SETELAH MUI, GILIRAN LIPI MINTA PILKADA DITUNDA
Jumat, 02 Oktober 2020
Edit

Oleh : Ahmad Khozinudin
Sastrawan Politik
Setelah Majelis Ulama Indonesia mengeluarkan Taklimat agar pemerintah menunda gelaran Pilkada, menyusul Lembaga Ilmu Pengetahuan Indonesia (LIPI) juga menyuarakan hal serupa. Himbauan LIPI untuk menunda Pilkada ini menambah deret panjang elemen sipil society yang meminta Pilkada ditunda.
Sebelumnya, Muhammadiyah dan NU telah terlebih dahulu meminta Pilkada ditunda. Menyusul kemudian FPI, PA 212, dan GNPF Ulama secara bersamaan mengeluarkan pernyataan agar pemerintah menunda Pilkada maut 2020.
Lembaga Ilmu Pengetahuan Indonesia (LIPI) melalui Kepala Pusat Penelitian Politik LIPI Firman Noor dalam konferensi persnya, Kamis (1/10/2020), merekomendasikan pemerintah untuk menunda pelaksanaan Pilkada Serentak 2020.
Menurut LIPI, keputusan tetap melaksanakan pilkada di tengah pandemi virus corona (Covid-19) bukan sesuatu yang bijak dilakukan. Terlebih, saat kondisi kasus Covid-19 di Indonesia masih terus bertambah serta belum terkendali.

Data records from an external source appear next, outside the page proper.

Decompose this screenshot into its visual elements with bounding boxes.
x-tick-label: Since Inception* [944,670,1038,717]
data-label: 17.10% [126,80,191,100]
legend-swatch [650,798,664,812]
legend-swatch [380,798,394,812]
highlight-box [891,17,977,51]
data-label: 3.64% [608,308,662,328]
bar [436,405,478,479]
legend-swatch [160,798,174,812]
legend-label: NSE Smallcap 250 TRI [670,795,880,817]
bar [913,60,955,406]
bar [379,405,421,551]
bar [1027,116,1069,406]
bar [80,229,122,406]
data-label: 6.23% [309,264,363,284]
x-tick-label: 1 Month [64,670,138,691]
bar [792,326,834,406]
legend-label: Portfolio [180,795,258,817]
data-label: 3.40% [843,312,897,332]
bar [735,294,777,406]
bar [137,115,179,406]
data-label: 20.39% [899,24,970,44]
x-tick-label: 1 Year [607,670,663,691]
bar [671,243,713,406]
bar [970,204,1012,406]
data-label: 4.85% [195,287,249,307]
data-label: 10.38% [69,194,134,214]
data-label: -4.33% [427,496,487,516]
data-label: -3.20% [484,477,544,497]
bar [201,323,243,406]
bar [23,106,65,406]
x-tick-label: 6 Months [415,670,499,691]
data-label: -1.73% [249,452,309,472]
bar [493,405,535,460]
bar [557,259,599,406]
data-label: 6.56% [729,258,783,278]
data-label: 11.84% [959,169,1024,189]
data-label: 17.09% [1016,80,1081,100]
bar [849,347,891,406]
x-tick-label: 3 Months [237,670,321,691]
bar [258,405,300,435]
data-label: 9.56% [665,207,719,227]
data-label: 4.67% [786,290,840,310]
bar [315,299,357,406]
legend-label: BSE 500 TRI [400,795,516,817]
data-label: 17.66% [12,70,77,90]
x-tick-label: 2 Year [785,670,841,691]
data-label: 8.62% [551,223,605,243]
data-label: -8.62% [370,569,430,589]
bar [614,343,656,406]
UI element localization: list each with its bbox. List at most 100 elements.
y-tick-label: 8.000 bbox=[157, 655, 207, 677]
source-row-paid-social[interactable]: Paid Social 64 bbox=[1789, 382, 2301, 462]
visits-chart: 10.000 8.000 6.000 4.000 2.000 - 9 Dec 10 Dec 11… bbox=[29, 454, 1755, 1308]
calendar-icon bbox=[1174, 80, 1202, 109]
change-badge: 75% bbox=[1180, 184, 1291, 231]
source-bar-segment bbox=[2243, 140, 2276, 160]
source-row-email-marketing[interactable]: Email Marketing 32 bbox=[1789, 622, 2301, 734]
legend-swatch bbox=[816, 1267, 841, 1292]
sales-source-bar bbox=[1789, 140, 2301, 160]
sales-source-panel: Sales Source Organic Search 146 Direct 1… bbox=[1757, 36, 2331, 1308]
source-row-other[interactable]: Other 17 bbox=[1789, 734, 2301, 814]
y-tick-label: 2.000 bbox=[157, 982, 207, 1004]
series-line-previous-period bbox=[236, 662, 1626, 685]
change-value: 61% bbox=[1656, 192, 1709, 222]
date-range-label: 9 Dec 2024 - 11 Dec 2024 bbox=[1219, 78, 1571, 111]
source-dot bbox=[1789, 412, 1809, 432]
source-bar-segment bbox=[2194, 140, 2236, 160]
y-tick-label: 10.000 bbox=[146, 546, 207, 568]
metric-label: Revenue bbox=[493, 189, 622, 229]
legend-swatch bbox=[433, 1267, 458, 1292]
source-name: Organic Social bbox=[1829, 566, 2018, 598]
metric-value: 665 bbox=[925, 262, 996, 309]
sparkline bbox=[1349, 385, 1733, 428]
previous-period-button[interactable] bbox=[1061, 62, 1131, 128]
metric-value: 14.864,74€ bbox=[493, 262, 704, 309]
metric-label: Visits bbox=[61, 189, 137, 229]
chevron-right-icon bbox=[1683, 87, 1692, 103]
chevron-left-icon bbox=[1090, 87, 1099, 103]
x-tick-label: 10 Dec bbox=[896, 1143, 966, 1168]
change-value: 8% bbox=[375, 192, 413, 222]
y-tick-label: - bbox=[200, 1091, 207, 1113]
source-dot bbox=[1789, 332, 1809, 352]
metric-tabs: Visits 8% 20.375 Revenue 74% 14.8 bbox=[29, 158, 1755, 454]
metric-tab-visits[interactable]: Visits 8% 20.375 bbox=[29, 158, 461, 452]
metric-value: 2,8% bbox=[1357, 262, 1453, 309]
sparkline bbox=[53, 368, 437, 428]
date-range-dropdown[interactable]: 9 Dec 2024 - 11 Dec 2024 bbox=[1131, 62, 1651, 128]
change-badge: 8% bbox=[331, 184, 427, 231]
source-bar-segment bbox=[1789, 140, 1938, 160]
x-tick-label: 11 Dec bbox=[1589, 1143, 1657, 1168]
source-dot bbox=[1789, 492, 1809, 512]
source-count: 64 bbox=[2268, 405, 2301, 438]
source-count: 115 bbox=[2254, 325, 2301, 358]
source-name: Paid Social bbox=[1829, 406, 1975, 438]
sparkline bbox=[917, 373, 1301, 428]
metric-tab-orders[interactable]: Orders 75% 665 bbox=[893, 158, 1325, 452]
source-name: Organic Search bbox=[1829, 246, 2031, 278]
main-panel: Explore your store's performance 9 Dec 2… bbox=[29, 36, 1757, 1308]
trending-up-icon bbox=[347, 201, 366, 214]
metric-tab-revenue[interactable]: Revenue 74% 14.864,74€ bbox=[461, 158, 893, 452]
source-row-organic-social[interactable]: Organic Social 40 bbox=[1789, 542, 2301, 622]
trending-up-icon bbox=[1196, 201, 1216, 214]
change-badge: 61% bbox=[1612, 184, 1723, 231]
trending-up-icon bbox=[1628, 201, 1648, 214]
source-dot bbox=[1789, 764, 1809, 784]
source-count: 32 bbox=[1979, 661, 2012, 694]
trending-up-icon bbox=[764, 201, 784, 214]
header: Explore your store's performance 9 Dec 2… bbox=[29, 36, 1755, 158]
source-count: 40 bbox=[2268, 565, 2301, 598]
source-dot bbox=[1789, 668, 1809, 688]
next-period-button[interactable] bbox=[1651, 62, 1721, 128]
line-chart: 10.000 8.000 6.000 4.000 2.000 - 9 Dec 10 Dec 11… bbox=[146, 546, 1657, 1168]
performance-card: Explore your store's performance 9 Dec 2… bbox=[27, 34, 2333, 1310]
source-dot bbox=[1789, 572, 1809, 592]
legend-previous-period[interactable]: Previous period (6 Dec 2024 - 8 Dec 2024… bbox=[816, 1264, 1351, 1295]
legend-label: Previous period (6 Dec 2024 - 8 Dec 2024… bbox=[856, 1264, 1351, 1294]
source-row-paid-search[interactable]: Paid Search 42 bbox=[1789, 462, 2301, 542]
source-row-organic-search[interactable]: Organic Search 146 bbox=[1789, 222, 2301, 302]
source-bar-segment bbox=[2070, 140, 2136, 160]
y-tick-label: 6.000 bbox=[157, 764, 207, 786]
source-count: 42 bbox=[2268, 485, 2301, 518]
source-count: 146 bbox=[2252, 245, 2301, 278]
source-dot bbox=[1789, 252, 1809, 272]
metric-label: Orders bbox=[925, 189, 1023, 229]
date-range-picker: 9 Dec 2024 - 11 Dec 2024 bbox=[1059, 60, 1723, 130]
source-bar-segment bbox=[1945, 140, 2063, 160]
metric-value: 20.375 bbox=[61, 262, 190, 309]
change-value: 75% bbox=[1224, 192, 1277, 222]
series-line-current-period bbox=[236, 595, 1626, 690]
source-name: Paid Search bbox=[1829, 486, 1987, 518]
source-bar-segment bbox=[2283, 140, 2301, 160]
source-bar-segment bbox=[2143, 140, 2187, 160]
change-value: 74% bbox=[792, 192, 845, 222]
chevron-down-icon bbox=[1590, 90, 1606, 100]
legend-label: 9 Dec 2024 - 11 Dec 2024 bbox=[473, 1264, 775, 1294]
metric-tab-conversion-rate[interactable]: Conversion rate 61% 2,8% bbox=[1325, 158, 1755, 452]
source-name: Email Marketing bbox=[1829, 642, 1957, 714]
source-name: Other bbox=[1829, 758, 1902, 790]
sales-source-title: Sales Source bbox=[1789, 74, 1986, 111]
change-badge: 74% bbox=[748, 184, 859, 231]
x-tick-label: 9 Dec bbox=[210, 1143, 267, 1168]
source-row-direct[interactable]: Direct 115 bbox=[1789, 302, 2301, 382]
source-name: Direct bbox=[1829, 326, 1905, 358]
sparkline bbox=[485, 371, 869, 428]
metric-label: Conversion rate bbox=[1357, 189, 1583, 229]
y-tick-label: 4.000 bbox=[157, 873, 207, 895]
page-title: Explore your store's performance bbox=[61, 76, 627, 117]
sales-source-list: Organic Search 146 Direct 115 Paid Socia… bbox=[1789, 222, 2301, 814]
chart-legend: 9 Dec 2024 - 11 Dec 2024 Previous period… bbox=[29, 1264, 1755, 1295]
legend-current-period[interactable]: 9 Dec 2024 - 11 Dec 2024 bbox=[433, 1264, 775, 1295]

Sejauh ini, elemen masyarakat sipil tidak ada yang menyuarakan dukungan agar pilkada dilanjutkan. Pengamat media dari Astramaya Tomi Satryatomo dalam kajian online LP3ES, Rabu (30/9), menyebut dukungan Pilkada lanjut di sosial media mayoritas disuarakan oleh akun-akun yang terasosiasi dengan pemerintah termasuk yang terafiliasi dengan polisi.
Kendati demikian, Tomi memaparkan bahwa akun-akun yang mendukung pilkada mayoritas datang dari akun nonorganik atau akun 'bodong' yang tidak memiliki identitas jelas dalam kepemilikan sosial medianya.
Itu artinya, kebijakan melanjutkan Pilkada tak memiliki legitimasi publik. Legitimasi politik yang dibuat oleh pemerintah, DPR dan KPU yang bersepakat melanjutkan Pilkada ternyata tak sejalan dengan aspirasi publik.
Publik juga bisa memahami aspirasi dan masukan agar Pilkada ditunda murni aspirasi yang dilatarbelakangi rasa kemanusiaan. Mayoritas elemen masyarakat termasuk LIPI, bukanlah elemen masyarakat yang terafiliasi dengan partai atau kepentingan politik tertentu.
Justru dukungan pPilkada, sangat disayangkan berasal dari akun-akun yang terafiliasi dengan Polisi. Padahal, polisi semestinya netral dan tak ikut memainkan peran politik partisan dalam Pilkada.
Polisi semestinya justru ikut mensukseskan keamanan dan keselamatan rakyat, dengan mengimplementasikan asas 'Salus populi suprema lex esto', yang disampaikan Kapolri dalam maklumatnya. Jika Pilkada ditunda, tentu tugas penegakan protokol kesehatan sebagaimana amanat maklumat Kapolri lebih efektif ditegakkan.
Entahlah, sampai kapan pemerintah tetap membatu dan mengabaikan aspirasi publik. Padahal, aspirasi itu murni demi keselamatan bersama. Sungguh, jika Pilkada tetap dilanjutkan dan terjadi 'Tragedi Pandemi', pemerintah wajib bertanggung jawab. [].